The global expansion in mobile education products [26] presents the ideal platform for mobile health (mHealth) smartphone applications (apps) to address this knowledge gap. Smartphones are arguably the most accessible form of mixed-modal communication today, with higher online growth than personal computers [27]. In Australia, 84% of all adults, and 99% of 18–29 year-olds possess a smartphone [28]. Demand for mHealth services is demonstrated by the millions of annual downloads across the hundreds of thousands of health and lifestyle apps available [29]. Women’s reproductive health apps account for 7% of all health-related apps [30, 31]. Despite containing a myriad of accessible functions including menstrual cycle tracking, pregnancy planning, and contraception, it remains unknown how these functions influence the fertility knowledge of users. Harnessing these technologies to disemminate reliable and accessible information requires improved understanding of the relationship between their use and the acquisition of relevant knowledge.

Regarding the reliability of reproductive health apps, studies report that only 20% are of good quality [30, 32]. It remains unclear as to whether currently available apps confer understanding, with previous studies of fertility knowledge in women lacking any reference to apps [17, 18, 23, 33,34,35,36]. The aim of this study was to determine the differences between fertility knowledge, based on the use of female reproductive health apps, via an anonymous online survey of Australian women. It was hypothesised that women who utilised reproductive health apps would perform better in general fertility knowledge questions Additionally, for women using apps, determining the reproductive health functions employed was a secondary aim. A better understanding of these relationships may reveal new opportunities for the integration of public health interventions within reproductive health apps as a strategy to improve fertility knowledge.

Methods

Study participants

This study was approved by the Human Research Ethics Administration at the University of Newcastle; protocol number H-2018-0014. Participation in the survey was limited to women (and for inclusivity, to those not identifying as women, but assigned female at birth), living in Australia, aged 18 and over. Exlcusion from participation was restricted to people with male-assigned reproductive systems, aged under 18 years, or not living within Australia. The use of “female reproductive health” or simply “reproductive health” in this paper refers to aspects surrounding general functions of the female reproductive system including menstruation, conception, and pregnancy.

Survey design

An anonymous, online fertility knowledge survey was created to capture the usage habits of those with reproductive health smartphone applications (apps), and what relationships exist between differences in knowledge or function of these tools (see supplementary file 1). All respondents provided mandatory information regarding sociodemographic factors including age, education level, income, postcode, relationship status, and pregnancy history. Respondents also completed six, multiple-choice general fertility knowledge questions (supplementary figure 1). These questions covered; fertility during the menstrual cycle, age-related fertility, impact of lifestyle factors (obesity, cigarette smoking) on fertility, the frequency of miscarriage in Australia, and the success rates of assisted reproductive technologies in Australia. These questions were chosen to capture a range of factors relating to aspects of fertility and education including personal management (cyclic fertility and age), lifestyle factors (smoking, obesity), and common misconceptions (miscarriage rate and IVF success). Similar questions have been included in other general fertility knowledge surveys [17, 18, 37, 38] and thus serve the additional purpose of contextualising the results of this study. For respondents using reproductive health apps, the functions and utility preferences of the apps were collected. Reproductive health apps were defined to respondents as “applications that have to do with the female reproductive system and may include features like: menstruation tracking/calendar, pregnancy, or contraception/birth control.”

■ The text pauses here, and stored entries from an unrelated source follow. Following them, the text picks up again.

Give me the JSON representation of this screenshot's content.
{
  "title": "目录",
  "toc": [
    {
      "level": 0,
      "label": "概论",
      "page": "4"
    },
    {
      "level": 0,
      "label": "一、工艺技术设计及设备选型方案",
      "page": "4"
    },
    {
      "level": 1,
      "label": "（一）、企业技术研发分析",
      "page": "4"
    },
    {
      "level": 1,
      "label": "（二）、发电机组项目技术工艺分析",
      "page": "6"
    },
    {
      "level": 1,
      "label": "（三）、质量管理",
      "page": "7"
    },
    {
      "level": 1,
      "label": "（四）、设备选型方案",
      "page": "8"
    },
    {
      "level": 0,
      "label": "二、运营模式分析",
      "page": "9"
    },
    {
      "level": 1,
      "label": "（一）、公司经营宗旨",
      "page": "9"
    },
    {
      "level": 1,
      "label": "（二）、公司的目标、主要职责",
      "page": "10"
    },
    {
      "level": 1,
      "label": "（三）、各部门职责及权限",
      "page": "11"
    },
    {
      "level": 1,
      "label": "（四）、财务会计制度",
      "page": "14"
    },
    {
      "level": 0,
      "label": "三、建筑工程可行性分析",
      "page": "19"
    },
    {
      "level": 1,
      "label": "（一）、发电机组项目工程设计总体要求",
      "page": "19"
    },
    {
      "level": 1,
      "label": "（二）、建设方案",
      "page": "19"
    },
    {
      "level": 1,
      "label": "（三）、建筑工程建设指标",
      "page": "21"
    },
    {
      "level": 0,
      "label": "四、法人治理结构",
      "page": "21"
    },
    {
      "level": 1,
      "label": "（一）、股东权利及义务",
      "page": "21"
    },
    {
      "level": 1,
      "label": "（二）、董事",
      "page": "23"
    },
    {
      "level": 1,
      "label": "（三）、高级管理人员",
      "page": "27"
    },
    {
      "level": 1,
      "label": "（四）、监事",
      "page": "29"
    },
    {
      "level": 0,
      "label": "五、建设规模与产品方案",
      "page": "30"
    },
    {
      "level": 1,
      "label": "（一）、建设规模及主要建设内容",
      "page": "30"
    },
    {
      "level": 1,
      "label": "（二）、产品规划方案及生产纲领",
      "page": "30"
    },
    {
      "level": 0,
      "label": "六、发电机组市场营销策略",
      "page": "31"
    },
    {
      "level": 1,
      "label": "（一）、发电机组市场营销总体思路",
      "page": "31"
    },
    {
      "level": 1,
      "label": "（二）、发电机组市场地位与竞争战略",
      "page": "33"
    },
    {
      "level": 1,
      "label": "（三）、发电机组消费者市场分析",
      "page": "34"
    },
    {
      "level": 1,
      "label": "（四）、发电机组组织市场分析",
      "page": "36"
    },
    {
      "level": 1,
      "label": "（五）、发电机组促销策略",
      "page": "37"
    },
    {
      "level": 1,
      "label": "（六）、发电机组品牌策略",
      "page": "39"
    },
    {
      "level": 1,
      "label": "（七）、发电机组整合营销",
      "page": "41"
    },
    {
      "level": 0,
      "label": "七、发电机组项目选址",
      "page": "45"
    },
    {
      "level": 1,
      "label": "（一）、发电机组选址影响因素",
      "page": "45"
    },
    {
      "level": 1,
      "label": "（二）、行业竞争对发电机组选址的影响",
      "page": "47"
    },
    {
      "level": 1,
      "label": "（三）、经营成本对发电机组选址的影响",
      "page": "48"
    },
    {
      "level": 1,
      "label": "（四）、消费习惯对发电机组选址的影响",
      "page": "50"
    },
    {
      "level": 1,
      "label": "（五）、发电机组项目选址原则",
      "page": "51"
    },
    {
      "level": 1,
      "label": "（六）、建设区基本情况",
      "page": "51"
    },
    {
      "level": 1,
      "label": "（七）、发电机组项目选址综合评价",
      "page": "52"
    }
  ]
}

The survey was implemented using the host website eSurvey Creator (enuvo GmbH, Zurich).

Data collection

The survey was open in March – June 2018, and advertised on social media (Twitter, Facebook, Instagram), and at the University of Newcastle’s Callaghan, Ourimbah and New Space campuses.

The responses to fertility knowledge multiple-choice questions were coded into a binary of being correct or incorrect. Area data was provided in the survey as the respondents’ postcodes and was re-coded according to the Accessibility/Remoteness Index of Australia (ARIA), which defines remoteness as accessibility based on road distances [39]. In this study, locations with ARIA service centre score ‘A’ were re-coded as “city”, score ‘B’ as “inner regional”, and score ‘C’ as “outer regional”. Annual household income data was provided as a multiple choice of different income brackets. In this study, income data were presented alongside government definitions of low, middle and high income households according to equivalised disposable household income estimates within given quintiles of the population [40]. These estimates are adjusted by equivalence factors to standardise them for variations in household size and composition, while taking into account the economies of scale that arise from the sharing of dwellings [40].

App users were asked about function and utility preferences for their reproductive health apps in a multiple response style question, with an additional free-text response option. Thus, within a given category of this question, the number of responses refers to the proportion of all app using respondents selecting the given category, with the free text option re-coded as “other”.

Statistical analysis

It was determined prior to launch that the survey required a minimum of 200 responses to allow the detection of a quantitative difference mean response of experimental (app users) and control subjects (non-app users) with probability (power) 0.8 at 0.05 significance level, assuming equal response rates between users and non-users of the apps in question. Data from the survey were entered in JMP version 13 (SAS Institute, Inc.).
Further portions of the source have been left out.